Eagle Feathers #94 – The Ice Men
By Bob (Monty) Doherty
Years ago, when the winter weather set in and the thermometer approached freezing, many teenagers would begin scouting their local ponds for ice. They didn’t fear the cold, the frost, or the snow that came with it because their winter carnival had begun. Every town and village had access to a pond. When the time was right, scarves, hats, mittens, and gloves were donned and they were off sledding and skating. Fresh Pond in Cambridge, Spy Pond in Arlington, and the Middlesex Canal were popular destinations for Somerville ice fans.
From 1777 to1778, thousands of British troops were held captive in what is now Somerville. It is said that English soldiers first introduced Americans to ice skating during the Revolution. As years went by, skating became a popular pastime.
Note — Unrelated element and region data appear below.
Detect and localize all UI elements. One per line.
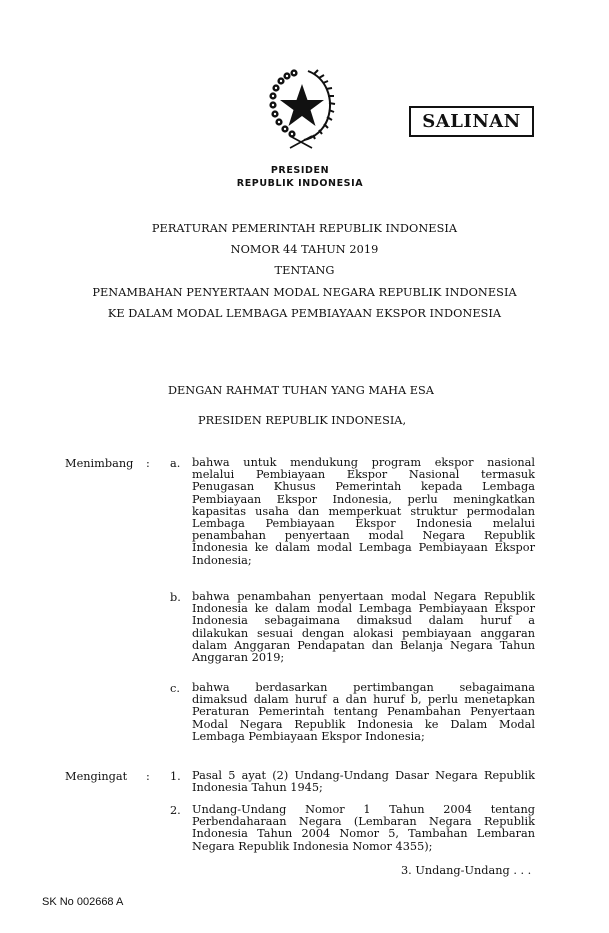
text-line: Indonesia ke dalam modal Lembaga Pembiayaan Ekspor [192, 602, 535, 616]
text-line: Indonesia ke dalam modal Lembaga Pembiayaan Ekspor [192, 541, 535, 555]
text-line: Lembaga Pembiayaan Ekspor Indonesia; [192, 729, 425, 743]
text-line: Negara Republik Indonesia Nomor 4355); [192, 839, 433, 853]
text-line: dalam Anggaran Pendapatan dan Belanja Negara Tahun [192, 638, 535, 652]
menimbang-colon: : [146, 457, 150, 470]
mengingat-colon: : [146, 770, 150, 783]
text-line: Pasal 5 ayat (2) Undang-Undang Dasar Negara Republik [192, 769, 535, 782]
item-marker: c. [170, 682, 180, 695]
text-line: bahwa penambahan penyertaan modal Negara Republik [192, 590, 535, 603]
text-line: Indonesia Tahun 1945; [192, 781, 323, 795]
title-subject-line-1: PENAMBAHAN PENYERTAAN MODAL NEGARA REPUBLIK INDONESIA [92, 286, 517, 299]
text-line: Undang-Undang Nomor 1 Tahun 2004 tentang [192, 803, 535, 816]
text-line: dimaksud dalam huruf a dan huruf b, perlu menetapkan [192, 693, 535, 707]
institution-line-presiden: PRESIDEN [270, 165, 330, 176]
text-line: Perbendaharaan Negara (Lembaran Negara Republik [192, 815, 535, 829]
text-line: Lembaga Pembiayaan Ekspor Indonesia melalui [192, 516, 535, 530]
title-subject-line-2: KE DALAM MODAL LEMBAGA PEMBIAYAAN EKSPOR INDONESIA [107, 307, 502, 320]
item-text [192, 682, 535, 743]
text-line: dilakukan sesuai dengan alokasi pembiayaan anggaran [192, 626, 535, 640]
institution-line-republik: REPUBLIK INDONESIA [236, 178, 364, 189]
item-marker: a. [170, 457, 181, 470]
salinan-stamp: SALINAN [409, 106, 534, 137]
text-line: Modal Negara Republik Indonesia ke Dalam Modal [192, 717, 535, 731]
item-text [192, 591, 535, 664]
text-line: penambahan penyertaan modal Negara Republik [192, 529, 535, 543]
text-line: bahwa berdasarkan pertimbangan sebagaimana [192, 681, 535, 694]
menimbang-label: Menimbang [65, 457, 134, 470]
title-regulation-type: PERATURAN PEMERINTAH REPUBLIK INDONESIA [151, 222, 458, 235]
item-marker: 2. [170, 804, 181, 817]
text-line: Penugasan Khusus Pemerintah kepada Lembaga [192, 480, 535, 494]
garuda-star-emblem-icon [268, 68, 336, 150]
text-line: Peraturan Pemerintah tentang Penambahan Penyertaan [192, 705, 535, 719]
item-marker: b. [170, 591, 181, 604]
item-text [192, 804, 535, 853]
title-tentang: TENTANG [274, 264, 335, 277]
page-continuation: 3. Undang-Undang . . . [401, 864, 532, 877]
item-text [192, 770, 535, 794]
text-line: Anggaran 2019; [192, 650, 285, 664]
text-line: Pembiayaan Ekspor Indonesia, perlu meningkatkan [192, 492, 535, 506]
sk-number: SK No 002668 A [42, 896, 124, 908]
item-text [192, 457, 535, 567]
text-line: Indonesia; [192, 553, 252, 567]
text-line: Indonesia Tahun 2004 Nomor 5, Tambahan Lembaran [192, 827, 535, 841]
preamble-president: PRESIDEN REPUBLIK INDONESIA, [198, 414, 407, 427]
text-line: melalui Pembiayaan Ekspor Nasional termasuk [192, 468, 535, 482]
text-line: Indonesia sebagaimana dimaksud dalam huruf a [192, 614, 535, 628]
text-line: bahwa untuk mendukung program ekspor nasional [192, 456, 535, 469]
title-number-year: NOMOR 44 TAHUN 2019 [230, 243, 379, 256]
item-marker: 1. [170, 770, 181, 783]
preamble-divine-grace: DENGAN RAHMAT TUHAN YANG MAHA ESA [168, 384, 434, 397]
mengingat-label: Mengingat [65, 770, 128, 783]
text-line: kapasitas usaha dan memperkuat struktur permodalan [192, 504, 535, 518]
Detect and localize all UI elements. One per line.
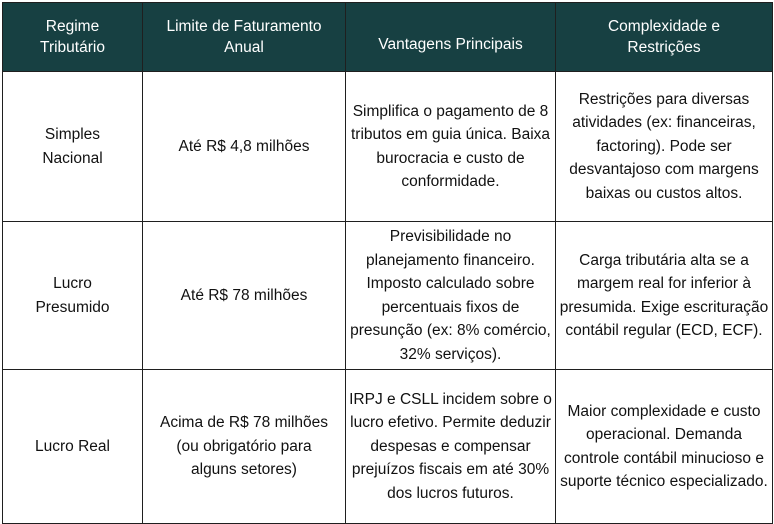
table-header <box>3 3 773 72</box>
table-row <box>3 72 773 222</box>
tax-regime-table <box>2 2 773 524</box>
cell-regime: Simples Nacional <box>3 72 143 222</box>
cell-restricoes: Maior complexidade e custo operacional. Demanda controle contábil minucioso e suporte técnico especializado. <box>556 370 773 524</box>
header-row <box>3 3 773 72</box>
cell-restricoes: Restrições para diversas atividades (ex: financeiras, factoring). Pode ser desvantajoso com margens baixas ou custos altos. <box>556 72 773 222</box>
table-row <box>3 370 773 524</box>
table-row <box>3 222 773 370</box>
header-limite: Limite de Faturamento Anual <box>143 3 346 72</box>
cell-regime: Lucro Presumido <box>3 222 143 370</box>
table-body <box>3 72 773 524</box>
cell-regime: Lucro Real <box>3 370 143 524</box>
cell-limite: Até R$ 4,8 milhões <box>143 72 346 222</box>
cell-restricoes: Carga tributária alta se a margem real for inferior à presumida. Exige escrituração contábil regular (ECD, ECF). <box>556 222 773 370</box>
header-vantagens: Vantagens Principais <box>346 3 556 72</box>
cell-limite: Acima de R$ 78 milhões (ou obrigatório para alguns setores) <box>143 370 346 524</box>
cell-vantagens: Simplifica o pagamento de 8 tributos em guia única. Baixa burocracia e custo de conformidade. <box>346 72 556 222</box>
cell-vantagens: Previsibilidade no planejamento financeiro. Imposto calculado sobre percentuais fixos de presunção (ex: 8% comércio, 32% serviços). <box>346 222 556 370</box>
header-restricoes: Complexidade e Restrições <box>556 3 773 72</box>
header-regime: Regime Tributário <box>3 3 143 72</box>
cell-vantagens: IRPJ e CSLL incidem sobre o lucro efetivo. Permite deduzir despesas e compensar prejuízos fiscais em até 30% dos lucros futuros. <box>346 370 556 524</box>
cell-limite: Até R$ 78 milhões <box>143 222 346 370</box>
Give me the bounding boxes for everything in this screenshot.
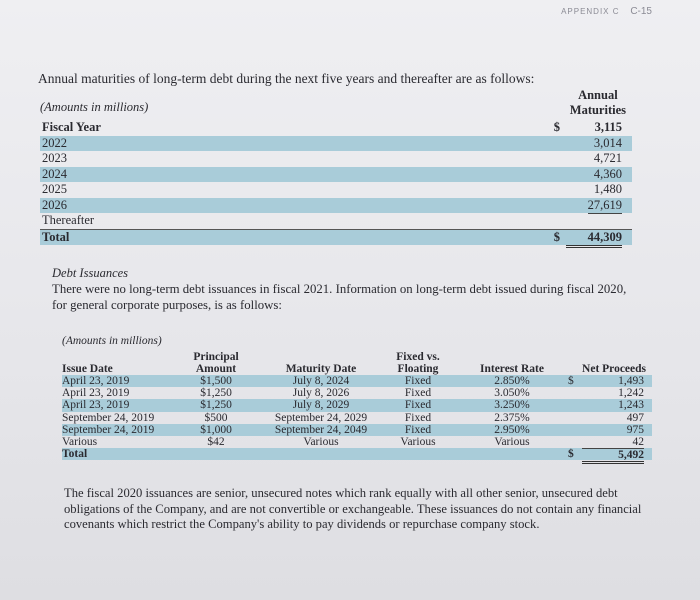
total-value: 5,492 <box>582 448 644 464</box>
fiscal-year-label: Fiscal Year <box>42 120 101 134</box>
table-row: April 23, 2019 $1,500 July 8, 2024 Fixed 2.850% $ 1,493 <box>62 375 652 387</box>
table-row: 2022 3,014 <box>40 136 632 152</box>
table-row: 2025 1,480 <box>42 182 622 196</box>
maturity-date-header: Maturity Date <box>285 363 357 375</box>
issuances-total-row: Total $ 5,492 <box>62 448 652 460</box>
table-row: September 24, 2019 $1,000 September 24, 2049 Fixed 2.950% 975 <box>62 424 652 436</box>
annual-maturities-header: Annual Maturities <box>569 88 626 117</box>
total-label: Total <box>62 448 88 461</box>
table-row: 2024 4,360 <box>40 167 632 183</box>
debt-issuances-body: There were no long-term debt issuances in fiscal 2021. Information on long-term debt issued during fiscal 2020, for general corporate purposes, is as follows: <box>52 282 627 312</box>
footnote: The fiscal 2020 issuances are senior, unsecured notes which rank equally with all other senior, unsecured debt obligations of the Company, and are not convertible or exchangeable. These issuances do not contain any financial covenants which restrict the Company's ability to pay dividends or repurchase company stock. <box>64 486 642 531</box>
fiscal-year-row <box>40 120 632 136</box>
currency-symbol: $ <box>553 120 560 134</box>
maturities-table <box>40 90 632 245</box>
appendix-label: APPENDIX C <box>561 7 620 16</box>
amounts-note: (Amounts in millions) <box>62 335 162 347</box>
table-row: September 24, 2019 $500 September 24, 2029 Fixed 2.375% 497 <box>62 411 644 424</box>
maturities-total-row: Total $ 44,309 <box>40 229 632 246</box>
interest-rate-header: Interest Rate <box>480 363 544 375</box>
fixed-floating-header: Fixed vs. Floating <box>396 351 440 375</box>
issuances-header <box>62 341 652 375</box>
table-row: 2026 27,619 <box>40 198 632 214</box>
principal-header: Principal Amount <box>193 351 239 375</box>
amounts-note: (Amounts in millions) <box>40 100 149 114</box>
debt-issuances-title: Debt Issuances <box>52 266 129 280</box>
maturities-header <box>40 90 632 120</box>
currency-symbol: $ <box>568 375 574 387</box>
maturity-value: 3,115 <box>594 120 622 134</box>
page-header <box>561 6 652 17</box>
total-label: Total <box>42 229 70 244</box>
maturities-intro: Annual maturities of long-term debt during the next five years and thereafter are as follows: <box>38 71 535 86</box>
table-row: Various $42 Various Various Various 42 <box>62 435 644 448</box>
table-row: April 23, 2019 $1,250 July 8, 2026 Fixed 3.050% 1,242 <box>62 387 644 400</box>
net-proceeds-header: Net Proceeds <box>582 363 646 375</box>
table-row: Thereafter <box>42 213 95 227</box>
table-row: 2023 4,721 <box>42 151 622 165</box>
total-value: 44,309 <box>566 230 622 248</box>
issue-date-header: Issue Date <box>62 363 113 375</box>
page-number: C-15 <box>630 6 652 17</box>
issuances-rows <box>62 375 652 460</box>
table-row: April 23, 2019 $1,250 July 8, 2029 Fixed 3.250% 1,243 <box>62 399 652 411</box>
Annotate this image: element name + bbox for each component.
It was in 1896 on Spy Pond that Harvard beat Brown 5 to 4, establishing the nation’s oldest college ice-hockey rivalry. At first, they played with a hard rubber ball instead of a puck and the game was called Ice Polo. Some pleasant irregularities of the sport continue through today, as witnessed this past weekend at Foxboro’s Winter Classic. Men and women’s professional hockey was played outside in a football stadium.
Being on the ponds wasn’t always sport and recreation. In the 1800’s many local men found their employment or livelihood in ice. One such family was the Hittinger’s of Winter Hill who built their fortune in ice trading. Their enterprise was the Fresh Pond Ice Company where frozen water was harvested at Fresh Pond and Spy Pond. Its plant and warehouse were at 321 Washington Street in Somerville, and the Hittinger wharf was in Charlestown.
I’ll bet you’ve heard that old saying, “The best salesman is the one who could sell ice to Eskimos.” Jacob Hittinger sent his ice in the other direction. In the pre-refrigeration era, he was one of the first successful shippers of ice to as far away as Calcutta, the West Indies, India, and points south. Statesman and Winter Hill resident, Edward Everett, wrote about Fresh Pond ice and its natural industry. He reported that the President of India’s Board of Control gave thanks for American shipments of ice for comfort in heat, but also for fever-suffering patients.
H.M.S. Britannia’s maiden voyage began on July 4, 1840, sailing from England to Boston. She was a mail packet boat. In 1842, Charles Dickens sailed on her to Boston in his first trip to America. Two years later in January, the ship was back in America. She was frozen at her berth in East Boston during the astonishingly cold winter of 1844. Boston was so cold that her harbor was completely ice bound, and that created a disastrous problem for its maritime commerce. Local workers were hired to clear the harbor, but as hard as they tried, they failed. The merchants of Boston then hired the Gage and Hittinger Company to attempt the massive job. Hittinger took his cutting crews, who were harvesting Spy Pond and Fresh Pond ice at the time, and brought them and their gear to Boston. After four days of near backbreaking work, they completed the next to impossible task of cutting a channel through the harbor to the open sea. The path they cleared was 200-feet wide and over ten miles long. Thousands of spectators crowded the docks while others walked, sledded, and skated across the harbor jubilantly escorting the Britannia along the canal to freedom.
In later years, the Hittingers would reside atop Winter Hill where they would look with satisfaction at the harbor where their intrepid “ice men” were once the pride of Boston.